Alice Recoque was a French computer scientist and AI pioneer. Born in 1929 in Algeria, she graduated from the École Supérieure de Physique et de Chimie Industrielle (ESPCI) in 1954.Having specialized in computing architectures, including massively parallel computers, she later worked on the design of the first mini computers. In the 1980s, she became the Strategic Leader in AI for the Bull group and was one of the first French scientists within the AI research domain.

The system will be available to a range of European researchers from academia and industry as well as public services. Access to the new machine will be jointly managed by the EuroHPC JU and the Jules Verne consortium in proportion to their investments.
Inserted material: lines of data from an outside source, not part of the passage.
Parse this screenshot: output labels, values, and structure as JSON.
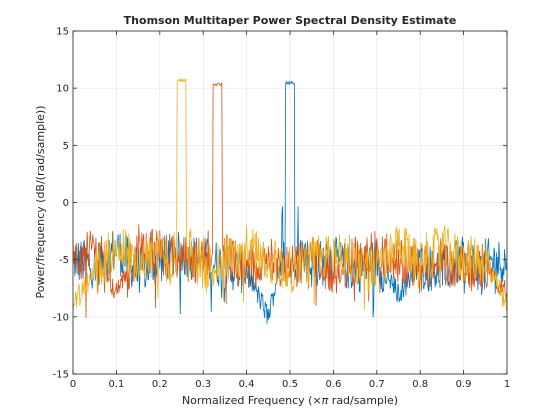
{
  "chart_data": {
    "type": "line",
    "title": "Thomson Multitaper Power Spectral Density Estimate",
    "xlabel_prefix": "Normalized Frequency  (",
    "xlabel_symbol": "×π",
    "xlabel_suffix": " rad/sample)",
    "ylabel": "Power/frequency (dB/(rad/sample))",
    "xlim": [
      0,
      1
    ],
    "ylim": [
      -15,
      15
    ],
    "xticks": [
      0,
      0.1,
      0.2,
      0.3,
      0.4,
      0.5,
      0.6,
      0.7,
      0.8,
      0.9,
      1
    ],
    "xtick_labels": [
      "0",
      "0.1",
      "0.2",
      "0.3",
      "0.4",
      "0.5",
      "0.6",
      "0.7",
      "0.8",
      "0.9",
      "1"
    ],
    "yticks": [
      -15,
      -10,
      -5,
      0,
      5,
      10,
      15
    ],
    "ytick_labels": [
      "-15",
      "-10",
      "-5",
      "0",
      "5",
      "10",
      "15"
    ],
    "grid": true,
    "series": [
      {
        "color": "#0072BD",
        "peak_x": 0.5,
        "peak_y": 10.6,
        "noise_level": -5.2,
        "x": [
          0,
          0.05,
          0.1,
          0.15,
          0.2,
          0.25,
          0.3,
          0.35,
          0.4,
          0.45,
          0.48,
          0.49,
          0.5,
          0.51,
          0.52,
          0.55,
          0.6,
          0.65,
          0.7,
          0.75,
          0.8,
          0.85,
          0.9,
          0.95,
          1
        ],
        "y": [
          -5,
          -5.5,
          -4,
          -6,
          -5,
          -4.5,
          -5,
          -5.5,
          -6,
          -10,
          -5,
          10.4,
          10.6,
          10.4,
          -4,
          -5.5,
          -5,
          -6,
          -5,
          -8,
          -5.5,
          -6,
          -5,
          -6,
          -6
        ]
      },
      {
        "color": "#D95319",
        "peak_x": 0.333,
        "peak_y": 10.5,
        "noise_level": -5.0,
        "x": [
          0,
          0.05,
          0.1,
          0.15,
          0.2,
          0.25,
          0.3,
          0.32,
          0.325,
          0.333,
          0.34,
          0.345,
          0.36,
          0.4,
          0.45,
          0.5,
          0.55,
          0.6,
          0.65,
          0.7,
          0.75,
          0.8,
          0.85,
          0.9,
          0.95,
          1
        ],
        "y": [
          -5,
          -4,
          -8,
          -4,
          -4.5,
          -5,
          -5,
          -4,
          10.2,
          10.5,
          10.2,
          -4,
          -5,
          -6,
          -5,
          -5.5,
          -5,
          -6,
          -5,
          -4.5,
          -5,
          -6,
          -5,
          -6,
          -5.5,
          -8
        ]
      },
      {
        "color": "#EDB120",
        "peak_x": 0.25,
        "peak_y": 10.8,
        "noise_level": -5.0,
        "x": [
          0,
          0.05,
          0.1,
          0.15,
          0.2,
          0.23,
          0.24,
          0.25,
          0.26,
          0.27,
          0.3,
          0.35,
          0.4,
          0.45,
          0.5,
          0.55,
          0.6,
          0.65,
          0.7,
          0.75,
          0.8,
          0.85,
          0.9,
          0.95,
          1
        ],
        "y": [
          -9,
          -6,
          -4,
          -5,
          -4.5,
          -6,
          10.6,
          10.8,
          10.6,
          -4,
          -6,
          -5,
          -4,
          -5,
          -6,
          -5,
          -4.5,
          -5,
          -6,
          -4,
          -5,
          -4,
          -5,
          -5,
          -9
        ]
      }
    ]
  }
}
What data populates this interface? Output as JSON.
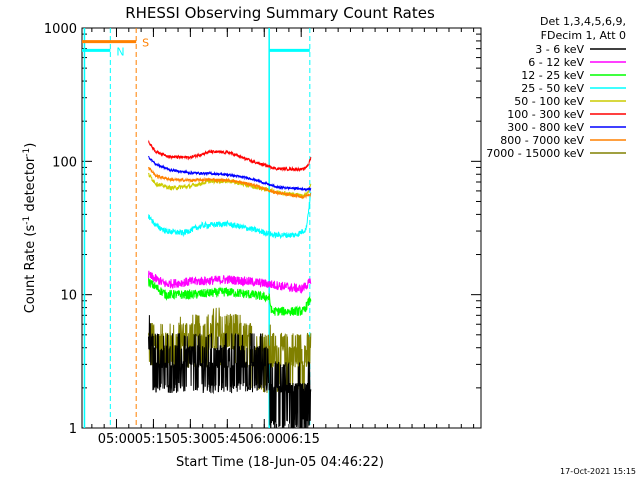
{
  "chart_data": {
    "type": "line",
    "title": "RHESSI Observing Summary Count Rates",
    "xlabel": "Start Time (18-Jun-05 04:46:22)",
    "ylabel_main": "Count Rate (s",
    "ylabel_sup1": "-1",
    "ylabel_mid": " detector",
    "ylabel_sup2": "-1",
    "ylabel_end": ")",
    "yscale": "log",
    "xlim": [
      286,
      448
    ],
    "ylim": [
      1,
      1000
    ],
    "x_ticks": [
      {
        "value": 300,
        "label": "05:00"
      },
      {
        "value": 315,
        "label": "05:15"
      },
      {
        "value": 330,
        "label": "05:30"
      },
      {
        "value": 345,
        "label": "05:45"
      },
      {
        "value": 360,
        "label": "06:00"
      },
      {
        "value": 375,
        "label": "06:15"
      }
    ],
    "x_minor_step": 5,
    "y_ticks": [
      {
        "value": 1,
        "label": "1"
      },
      {
        "value": 10,
        "label": "10"
      },
      {
        "value": 100,
        "label": "100"
      },
      {
        "value": 1000,
        "label": "1000"
      }
    ],
    "legend_header": [
      "Det 1,3,4,5,6,9,",
      "FDecim 1, Att 0"
    ],
    "series": [
      {
        "name": "3 - 6 keV",
        "color": "#000000",
        "noise": 0.5,
        "keypoints": [
          [
            313,
            4.5
          ],
          [
            315,
            3.0
          ],
          [
            330,
            3.0
          ],
          [
            345,
            3.0
          ],
          [
            360,
            3.0
          ],
          [
            362,
            2.2
          ],
          [
            376,
            1.6
          ],
          [
            379,
            1.8
          ]
        ]
      },
      {
        "name": "6 - 12 keV",
        "color": "#ff00ff",
        "noise": 0.08,
        "keypoints": [
          [
            313,
            14
          ],
          [
            320,
            12
          ],
          [
            330,
            12.5
          ],
          [
            345,
            13
          ],
          [
            355,
            12.5
          ],
          [
            362,
            12
          ],
          [
            375,
            11
          ],
          [
            379,
            12.5
          ]
        ]
      },
      {
        "name": "12 - 25 keV",
        "color": "#00ff00",
        "noise": 0.08,
        "keypoints": [
          [
            313,
            12.5
          ],
          [
            320,
            10
          ],
          [
            330,
            10
          ],
          [
            345,
            10.5
          ],
          [
            355,
            10
          ],
          [
            362,
            9.5
          ],
          [
            363,
            7.5
          ],
          [
            376,
            7.5
          ],
          [
            379,
            9.5
          ]
        ]
      },
      {
        "name": "25 - 50 keV",
        "color": "#00ffff",
        "noise": 0.05,
        "keypoints": [
          [
            313,
            39
          ],
          [
            316,
            33
          ],
          [
            320,
            30
          ],
          [
            327,
            29
          ],
          [
            335,
            33
          ],
          [
            345,
            34
          ],
          [
            355,
            31
          ],
          [
            364,
            28
          ],
          [
            373,
            28
          ],
          [
            377,
            31
          ],
          [
            379,
            60
          ]
        ]
      },
      {
        "name": "50 - 100 keV",
        "color": "#cccc00",
        "noise": 0.035,
        "keypoints": [
          [
            313,
            80
          ],
          [
            316,
            68
          ],
          [
            322,
            63
          ],
          [
            330,
            65
          ],
          [
            338,
            71
          ],
          [
            346,
            71
          ],
          [
            355,
            65
          ],
          [
            365,
            59
          ],
          [
            376,
            55
          ],
          [
            378,
            60
          ],
          [
            379,
            70
          ]
        ]
      },
      {
        "name": "100 - 300 keV",
        "color": "#ff0000",
        "noise": 0.025,
        "keypoints": [
          [
            313,
            140
          ],
          [
            316,
            118
          ],
          [
            322,
            108
          ],
          [
            330,
            107
          ],
          [
            338,
            118
          ],
          [
            346,
            116
          ],
          [
            355,
            100
          ],
          [
            365,
            88
          ],
          [
            376,
            87
          ],
          [
            378,
            95
          ],
          [
            379,
            108
          ]
        ]
      },
      {
        "name": "300 - 800 keV",
        "color": "#0000ff",
        "noise": 0.02,
        "keypoints": [
          [
            313,
            108
          ],
          [
            316,
            95
          ],
          [
            322,
            86
          ],
          [
            330,
            82
          ],
          [
            338,
            81
          ],
          [
            346,
            79
          ],
          [
            355,
            74
          ],
          [
            365,
            64
          ],
          [
            376,
            62
          ],
          [
            379,
            62
          ]
        ]
      },
      {
        "name": "800 - 7000 keV",
        "color": "#ff8000",
        "noise": 0.025,
        "keypoints": [
          [
            313,
            90
          ],
          [
            316,
            78
          ],
          [
            322,
            73
          ],
          [
            330,
            72
          ],
          [
            338,
            73
          ],
          [
            346,
            72
          ],
          [
            355,
            67
          ],
          [
            365,
            58
          ],
          [
            376,
            54
          ],
          [
            379,
            57
          ]
        ]
      },
      {
        "name": "7000 - 15000 keV",
        "color": "#808000",
        "noise": 0.45,
        "keypoints": [
          [
            313,
            4.2
          ],
          [
            320,
            4.0
          ],
          [
            330,
            4.5
          ],
          [
            340,
            5.0
          ],
          [
            346,
            5.0
          ],
          [
            352,
            4.0
          ],
          [
            365,
            3.5
          ],
          [
            376,
            3.5
          ],
          [
            379,
            3.5
          ]
        ]
      }
    ],
    "orbit_segments": [
      {
        "label": "N",
        "color": "#00ffff",
        "y": 680,
        "dashed_x": 297.5
      },
      {
        "label": "S",
        "color": "#ff8000",
        "y": 790,
        "dashed_x": 308
      }
    ],
    "flag_lines": [
      {
        "color": "#00ffff",
        "solid_x": 287,
        "dashed_x": 297.5
      },
      {
        "color": "#ff8000",
        "dashed_x": 308
      },
      {
        "color": "#00ffff",
        "solid_x": 362,
        "dashed_x": 378.5
      }
    ],
    "footer": "17-Oct-2021 15:15"
  }
}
EuroHPC JU has procured nine supercomputers, located across Europe. This includes JUPITER, the first European exascale system, currently under deployment in Germany and whose first module named JEDI is ranked first place in the Green500 list of the most energy-efficient supercomputers worldwide.

The EuroHPC Joint Undertaking was created in 2018 to enable the European Union and EuroHPC participating countries to coordinate their efforts and pool their resources with the objective of making Europe a world leader in supercomputing.